Clean the site before you attach the patch. Use a small pair of scissors to snip off loose strings, trimming them as close to the edge of the hole as possible. Pull off any fuzzies and lint balls, and spot-wash any dirt around the hole that might prevent the patch from bonding to the jeans. Lay the pants flat and allow any water to dry, or your patch will fall right off.

Sew What

Cover the invading hole with a large patch, and trim it approximately 1/2 inch larger than the hole. Turn your jeans inside out and secure the patch to the denim with a few straight pins. Line the edge of the patch up under the foot of your sewing machine, and sew it on with a zigzag stitch.

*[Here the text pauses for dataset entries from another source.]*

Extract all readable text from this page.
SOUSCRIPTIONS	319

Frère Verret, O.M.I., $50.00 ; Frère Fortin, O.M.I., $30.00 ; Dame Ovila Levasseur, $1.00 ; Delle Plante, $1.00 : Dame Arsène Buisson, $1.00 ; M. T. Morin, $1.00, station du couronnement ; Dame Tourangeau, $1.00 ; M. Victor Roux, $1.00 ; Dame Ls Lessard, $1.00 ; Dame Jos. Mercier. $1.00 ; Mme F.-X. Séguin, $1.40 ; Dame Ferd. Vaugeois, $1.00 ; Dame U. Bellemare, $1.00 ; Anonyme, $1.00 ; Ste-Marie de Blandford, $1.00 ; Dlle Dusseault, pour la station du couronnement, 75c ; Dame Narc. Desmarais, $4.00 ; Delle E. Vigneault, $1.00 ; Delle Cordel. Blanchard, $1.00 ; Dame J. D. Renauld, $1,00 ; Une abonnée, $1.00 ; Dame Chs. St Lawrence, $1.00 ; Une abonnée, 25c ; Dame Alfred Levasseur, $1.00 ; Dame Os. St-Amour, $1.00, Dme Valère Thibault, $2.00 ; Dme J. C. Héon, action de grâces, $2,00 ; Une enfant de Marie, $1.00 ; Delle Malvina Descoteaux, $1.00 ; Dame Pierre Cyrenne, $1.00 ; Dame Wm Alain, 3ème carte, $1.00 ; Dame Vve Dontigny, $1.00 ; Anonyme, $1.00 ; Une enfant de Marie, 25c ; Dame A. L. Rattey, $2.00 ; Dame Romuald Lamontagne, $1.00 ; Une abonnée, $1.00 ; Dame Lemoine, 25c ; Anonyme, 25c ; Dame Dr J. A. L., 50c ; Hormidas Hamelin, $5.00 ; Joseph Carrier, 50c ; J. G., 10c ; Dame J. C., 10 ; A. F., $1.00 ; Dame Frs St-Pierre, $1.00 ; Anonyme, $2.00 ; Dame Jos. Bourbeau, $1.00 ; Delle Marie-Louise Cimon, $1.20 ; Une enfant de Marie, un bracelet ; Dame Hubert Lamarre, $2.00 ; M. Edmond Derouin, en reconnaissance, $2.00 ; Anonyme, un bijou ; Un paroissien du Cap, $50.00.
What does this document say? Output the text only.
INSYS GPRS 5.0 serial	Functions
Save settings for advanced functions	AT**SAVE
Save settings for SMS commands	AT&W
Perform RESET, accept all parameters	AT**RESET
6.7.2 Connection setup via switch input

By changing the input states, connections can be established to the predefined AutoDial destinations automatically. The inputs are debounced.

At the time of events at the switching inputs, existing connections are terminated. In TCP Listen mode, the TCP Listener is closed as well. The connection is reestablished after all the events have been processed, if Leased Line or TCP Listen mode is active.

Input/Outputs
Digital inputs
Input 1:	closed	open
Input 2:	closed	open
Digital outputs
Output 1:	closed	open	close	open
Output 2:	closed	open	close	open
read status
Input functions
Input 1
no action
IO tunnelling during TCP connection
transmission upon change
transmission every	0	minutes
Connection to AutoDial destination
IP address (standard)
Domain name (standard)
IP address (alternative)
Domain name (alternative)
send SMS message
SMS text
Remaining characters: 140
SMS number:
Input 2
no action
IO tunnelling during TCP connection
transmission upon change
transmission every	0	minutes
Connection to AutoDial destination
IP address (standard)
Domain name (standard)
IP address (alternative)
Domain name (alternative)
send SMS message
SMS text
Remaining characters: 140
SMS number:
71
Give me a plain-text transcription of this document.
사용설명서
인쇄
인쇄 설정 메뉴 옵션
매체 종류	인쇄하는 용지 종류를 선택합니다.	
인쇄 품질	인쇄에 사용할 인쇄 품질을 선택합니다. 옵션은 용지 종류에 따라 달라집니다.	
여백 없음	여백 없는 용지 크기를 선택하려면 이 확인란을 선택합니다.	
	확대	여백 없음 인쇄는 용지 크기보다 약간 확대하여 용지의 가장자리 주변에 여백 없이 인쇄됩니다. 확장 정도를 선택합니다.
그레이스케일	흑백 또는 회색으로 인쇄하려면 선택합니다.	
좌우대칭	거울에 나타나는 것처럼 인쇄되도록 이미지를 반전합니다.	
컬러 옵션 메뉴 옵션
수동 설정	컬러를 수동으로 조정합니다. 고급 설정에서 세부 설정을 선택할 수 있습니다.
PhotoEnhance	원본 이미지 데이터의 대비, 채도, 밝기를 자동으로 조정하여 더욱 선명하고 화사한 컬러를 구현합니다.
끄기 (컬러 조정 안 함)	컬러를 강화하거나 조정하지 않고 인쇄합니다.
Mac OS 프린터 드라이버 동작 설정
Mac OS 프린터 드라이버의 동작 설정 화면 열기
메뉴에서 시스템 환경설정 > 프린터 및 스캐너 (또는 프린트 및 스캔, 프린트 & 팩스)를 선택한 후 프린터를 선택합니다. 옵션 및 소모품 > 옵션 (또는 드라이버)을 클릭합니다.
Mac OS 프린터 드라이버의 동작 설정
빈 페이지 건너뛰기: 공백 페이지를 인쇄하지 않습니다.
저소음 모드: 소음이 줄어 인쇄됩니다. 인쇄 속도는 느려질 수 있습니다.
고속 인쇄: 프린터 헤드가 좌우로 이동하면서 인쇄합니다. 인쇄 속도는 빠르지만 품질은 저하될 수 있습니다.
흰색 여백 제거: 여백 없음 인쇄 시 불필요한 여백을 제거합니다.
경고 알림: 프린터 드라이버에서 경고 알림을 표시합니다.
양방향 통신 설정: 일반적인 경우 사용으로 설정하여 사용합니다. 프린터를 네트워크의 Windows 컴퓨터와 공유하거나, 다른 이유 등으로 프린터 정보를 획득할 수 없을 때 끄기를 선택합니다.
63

Guide the needle slowly around the patch, snipping off the excess thread.

Stuck Like Glue

If needles aren’t your thing, opt for a glue on patch. Cut your patch an inch bigger than the hole, as the glue requires a little more patch to hold onto than the sewing machine. Rim the edge of the patch with a line of fabric glue, and push the patch onto the hole. Press the patch with a hot iron, holding it down for 15 seconds to permanently bond the patch to the pants.

Life After Patching

Patched jeans require a little more pampering than hole-free pants. Wear the pants as infrequently as possible, saving them for special occasions. Hand wash patched jeans, or drop them in the washer on the gentle cycle. Hang them to dry, or tumble them on your dryer's lowest heat setting.